19 April 2004 The world needs to more than double its spending if it is to achieve its 2015 target of halving the proportion of people without access to sanitation and drinking water, a senior United Nations official today told a UN commission set up to promote sustainable development in poor countries.
José Antonio Ocampo, Under-Secretary-General for Economic and Social Affairs, said that while there has been progress towards meeting targets for access to clean drinking water and improved sanitation, especially in East and South Asia, it has not been fast enough, particularly in sub-Saharan Africa.
In a statement to the 12th annual session of the UN Commission on Sustainable Development (CSD) – meeting in New York this month to focus on water, sanitation and human settlements – Mr. Ocampo said two billion more people need access to sanitation and another 1.6 billion people require clean drinking water in order to meet targets set at previous international meetings.
To achieve this, he said, even with the lowest-cost solutions, the world has to invest $33 billion – more than twice the current level of global spending, which is $16 billion.
“Stronger political will and more effective institutions, however crucial to progress, must be matched by additional financial resources,” Mr. Ocampo said.
He warned that rapid urbanization is adding to the pressure by expanding the numbers of people living in slums, where investment in improvements is limited by the absence of formal land titles. By 2020 another 500 million people could swell the existing ranks of 900 million slum-dwellers.
Mr. Ocampo identified several of the most acute problems that need tackling, including under-investment in rural sanitation, a lack of hygiene education in many areas and the disposal of untreated wastewater into rivers and streams in developing countries.
Anna Kajumolo Tibaijuka, Executive Director of the UN Human Settlements Programme (UN-HABITAT), told the CSD that policy-makers must focus their water and sanitation initiatives on the world’s cities and towns, which are expected to account for 95 per cent of future population growth.
“Provision of basic services and slum upgrading must become core business for local and national governments alike,” she said, adding that innovative new financing partnerships are needed to spur investment in poorer nations.
CSD Chairman Børge Brende of Norway stressed that improving the standard of sanitation and drinking water around the world would bring economic benefits, such as by drastically reducing the number of people in hospital because of water-borne diseases.
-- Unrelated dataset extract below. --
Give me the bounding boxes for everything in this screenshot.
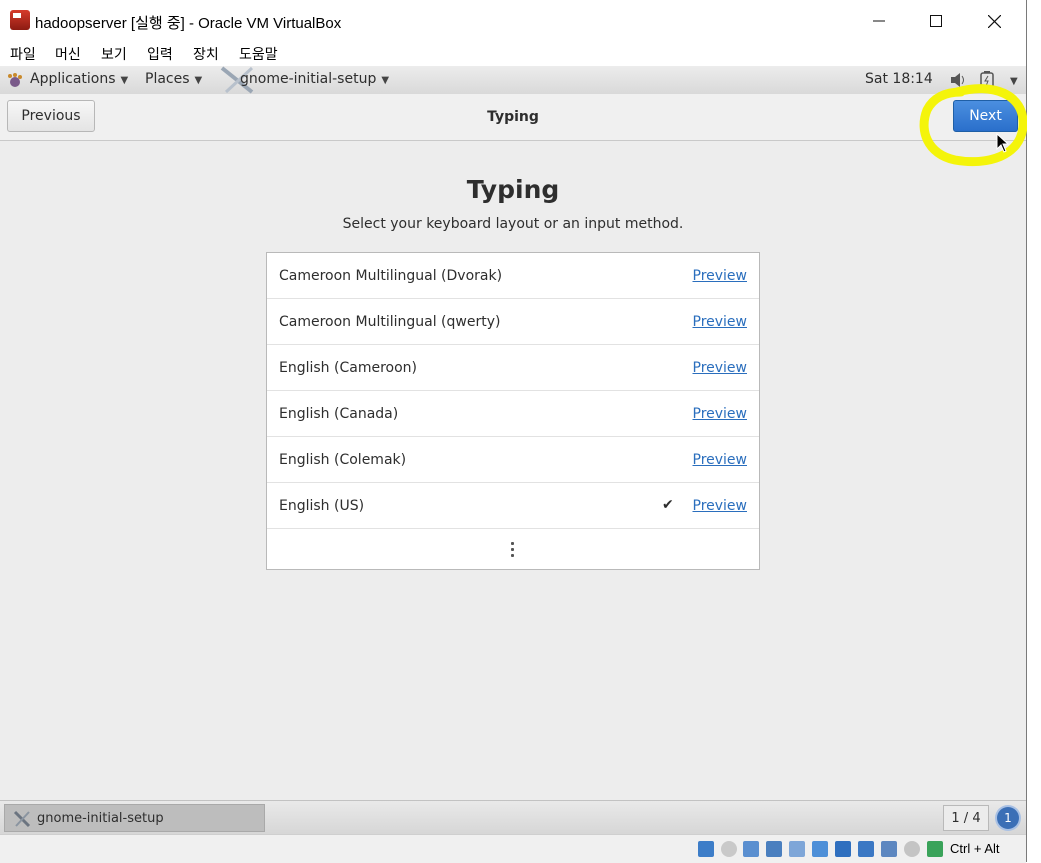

“Total economic benefits of reaching the sanitation target may be of the order of $63 billion annually. With a cost if about $11 billion, this implies that investments in sanitation yield six-fold benefits,” he said.
Crown Prince Willem Alexander of the Netherlands, who has been involved in campaigns to expand access to safe water supplies, said access to water underpins – either directly or indirectly – every one of the Millennium Development Goals (MDGs). The MDGs are a set of time-bound targets, such as halving extreme poverty, agreed to by world leaders at a UN summit in 2000.
Prince Willem Alexander said public-private partnerships must be encouraged because they attract more investment and they will help to share knowledge about technology and practices that can improve sanitation and water standards.